Теперь знаю, что все было именно так или близко к этому – я всегда прямолинеен в оценках, – но мне меньше всего хочется стать исследователем в данной ситуации. Кто-то из молодых пишущих сказал, что дороже, если будут последователи.

Буду ждать тебя, старина, и, дожидаясь, все делать и за себя и за тебя, если даже ждать придется долго-долго»…

Когда я дочитывал записку, солнце слегка померкло, и, словно из самой его раскаленной сердцевины, выплыл в мою сторону черный вертолет. Рокот приближался, стал отчетливо виден нимб вращающихся лопастей винта. В собравшейся возле забора толпе я поискал своих, но все лица были обращены к вертолету, который сбавил скорость и снижался под углом. Я ослабевшими руками оперся о горячий подоконник – настала кульминация ожидания – и тоже смотрел на теперь уже голубую, с белыми продольными полосками, машину. Она коснулась колесами травы, длинные лопасти, сгибаясь, повисли, открылся люк, и по сброшенному трапу спустились вниз люди.

Достав рукопись Деда, я вывел его имя и фамилию над своими. Я торопился и не смог бы даже объяснить, что меня толкнуло поступить так, но вот все сделано, подхожу к окну.

– Стас! – кричу я. – Стас!

Он услышал меня, встал на чью-то согнутую спину и ждал, что я скажу.

– Ты немного знаешь эту историю, – прокричал я ему. – Тут написаны адреса…

И с размаху кинул перевязанную суровой ниткой рукопись в Стаса.

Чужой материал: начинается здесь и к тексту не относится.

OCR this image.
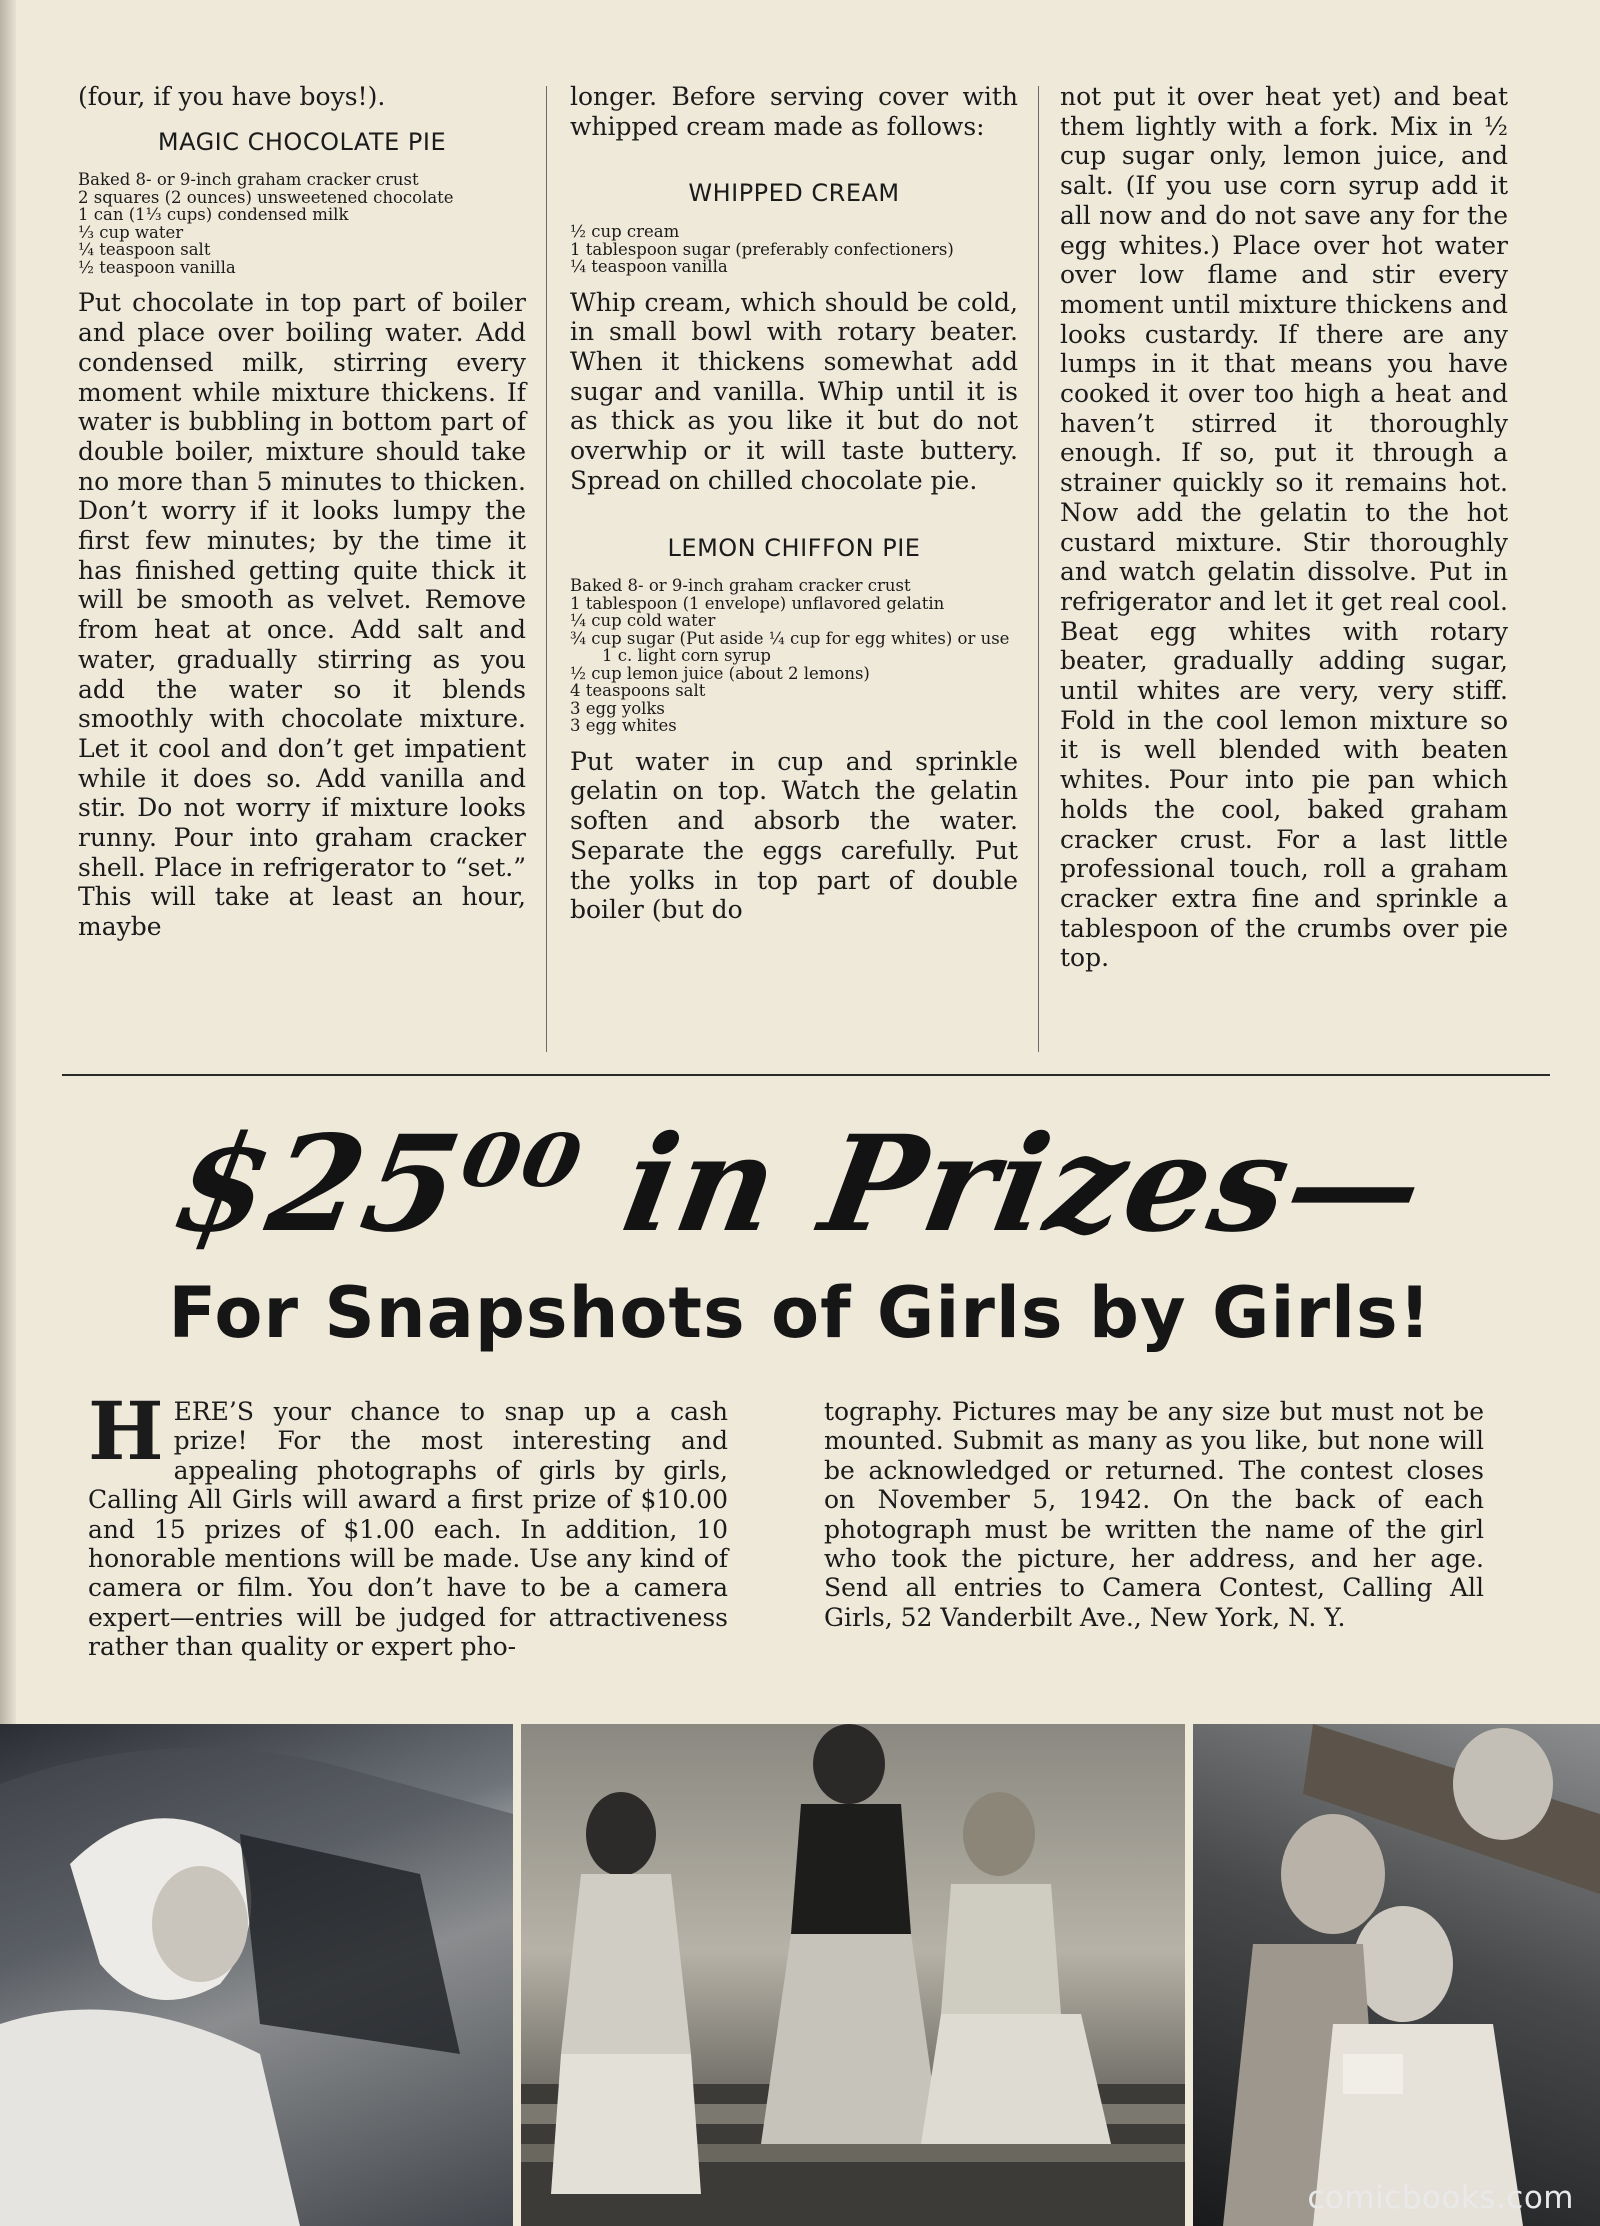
(four, if you have boys!).

MAGIC CHOCOLATE PIE
Baked 8- or 9-inch graham cracker crust
2 squares (2 ounces) unsweetened chocolate
1 can (1⅓ cups) condensed milk
⅓ cup water
¼ teaspoon salt
½ teaspoon vanilla

Put chocolate in top part of boiler and place over boiling water. Add condensed milk, stirring every moment while mixture thickens. If water is bubbling in bottom part of double boiler, mixture should take no more than 5 minutes to thicken. Don’t worry if it looks lumpy the first few minutes; by the time it has finished getting quite thick it will be smooth as velvet. Remove from heat at once. Add salt and water, gradually stirring as you add the water so it blends smoothly with chocolate mixture. Let it cool and don’t get impatient while it does so. Add vanilla and stir. Do not worry if mixture looks runny. Pour into graham cracker shell. Place in refrigerator to “set.” This will take at least an hour, maybe

longer. Before serving cover with whipped cream made as follows:

WHIPPED CREAM
½ cup cream
1 tablespoon sugar (preferably confectioners)
¼ teaspoon vanilla

Whip cream, which should be cold, in small bowl with rotary beater. When it thickens somewhat add sugar and vanilla. Whip until it is as thick as you like it but do not overwhip or it will taste buttery. Spread on chilled chocolate pie.

LEMON CHIFFON PIE
Baked 8- or 9-inch graham cracker crust
1 tablespoon (1 envelope) unflavored gelatin
¼ cup cold water
¾ cup sugar (Put aside ¼ cup for egg whites) or use 1 c. light corn syrup
½ cup lemon juice (about 2 lemons)
4 teaspoons salt
3 egg yolks
3 egg whites

Put water in cup and sprinkle gelatin on top. Watch the gelatin soften and absorb the water. Separate the eggs carefully. Put the yolks in top part of double boiler (but do

not put it over heat yet) and beat them lightly with a fork. Mix in ½ cup sugar only, lemon juice, and salt. (If you use corn syrup add it all now and do not save any for the egg whites.) Place over hot water over low flame and stir every moment until mixture thickens and looks custardy. If there are any lumps in it that means you have cooked it over too high a heat and haven’t stirred it thoroughly enough. If so, put it through a strainer quickly so it remains hot. Now add the gelatin to the hot custard mixture. Stir thoroughly and watch gelatin dissolve. Put in refrigerator and let it get real cool. Beat egg whites with rotary beater, gradually adding sugar, until whites are very, very stiff. Fold in the cool lemon mixture so it is well blended with beaten whites. Pour into pie pan which holds the cool, baked graham cracker crust. For a last little professional touch, roll a graham cracker extra fine and sprinkle a tablespoon of the crumbs over pie top.

$25⁰⁰ in Prizes—
For Snapshots of Girls by Girls!

HERE’S your chance to snap up a cash prize! For the most interesting and appealing photographs of girls by girls, Calling All Girls will award a first prize of $10.00 and 15 prizes of $1.00 each. In addition, 10 honorable mentions will be made. Use any kind of camera or film. You don’t have to be a camera expert—entries will be judged for attractiveness rather than quality or expert pho-

tography. Pictures may be any size but must not be mounted. Submit as many as you like, but none will be acknowledged or returned. The contest closes on November 5, 1942. On the back of each photograph must be written the name of the girl who took the picture, her address, and her age. Send all entries to Camera Contest, Calling All Girls, 52 Vanderbilt Ave., New York, N. Y.

comicbooks.com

Он поймал ее на лету и скрылся за забором.

Врачи и сестры двинулись к профилакторию, сходясь в белый треугольник выгнутого ветром паруса. Как быстро теряет свои формы этот белый парус надежды.

Три руки, возвышаясь над забором, машут мне – там Ленка, Стас и Анатоль. Я тоже машу им, но высокое солнце так печет и стреляет огненными волоконцами во все стороны, что слезятся глаза. В коридоре слышны шаги, голоса. Сюда идет доктор Янковский.

Я смотрю на бесцветное, знойное небо, дымчатые островки рощ, на волокнистые, треснувшие доски забора и три руки, все еще поднятые над ним.

Пылает солнце.

Сквозь зной и марево долетает и тупо ударяет в виски первая пулеметная очередь.

Стучатся в дверь.

РАССКАЗЫ

ПОЧТОВЫЙ ДИЛИЖАНС

В поселковой милицейской дежурке разбиралось свежее происшествие. После двухчасового оживления все враз замолчали, и еще до того, как лейтенант, сидевший за деревянным барьерчиком, закончил протокол, догадались, что виновником признан заезжий гражданин Егор Конкин.

Напротив лейтенанта, теснясь на короткой скамейке, в нетерпеливом ожидании замерли трое: слева сидел Конкин, справа потерпевший Лузгин, а между ними, остерегающе поглядывая то на одного, то на другого, – сержант с круглым веснушчатым лицом, должно быть, недавно надевший милицейскую форму. Держался он настороже – с обоих враждующих, видно было, еще не сошла горячка.

Конкин с виду казался спокойным; его, крупного, в дорогом, но дурно сшитом костюме с новенькой медалью «За доблестный труд», выдавали лишь руки, невероятно широкие, темные от въевшейся угольной пыли, которыми он нервно мял парусиновый картуз. Досадовал он, кажется, от неуместности картузика, потому как на коленях Лузгина вызывающе лежала с поднос величиной кепка «аэродром».

Лузгин, возбужденный и все же сидевший тихо, с кротким невинным выражением на лице ел глазами лейтенанта.

Лейтенант отложил шариковую авторучку, достал портсигар, закурив, сквозь дым сощурился на протокол. Посмотрел перед собой, убедившись, что все вострят уши в его сторону, принялся читать:

– Сего числа Конкин Егор Иванович, образование семь классов, по профессии шахтер, находящийся в Полотняном Заводе в отпуске, совершил неспровоцированное нападение на гражданина Лузгина Петра Искандеровича, бригадира каменщиков, занятого восстановлением главного дома усадьбы Гончаровых. Упомянутый дом – важный объект, получивший историческое значение благодаря женитьбе великого русского поэта Александра Сергеевича Пушкина на Гончаровой Наталье Николаевне…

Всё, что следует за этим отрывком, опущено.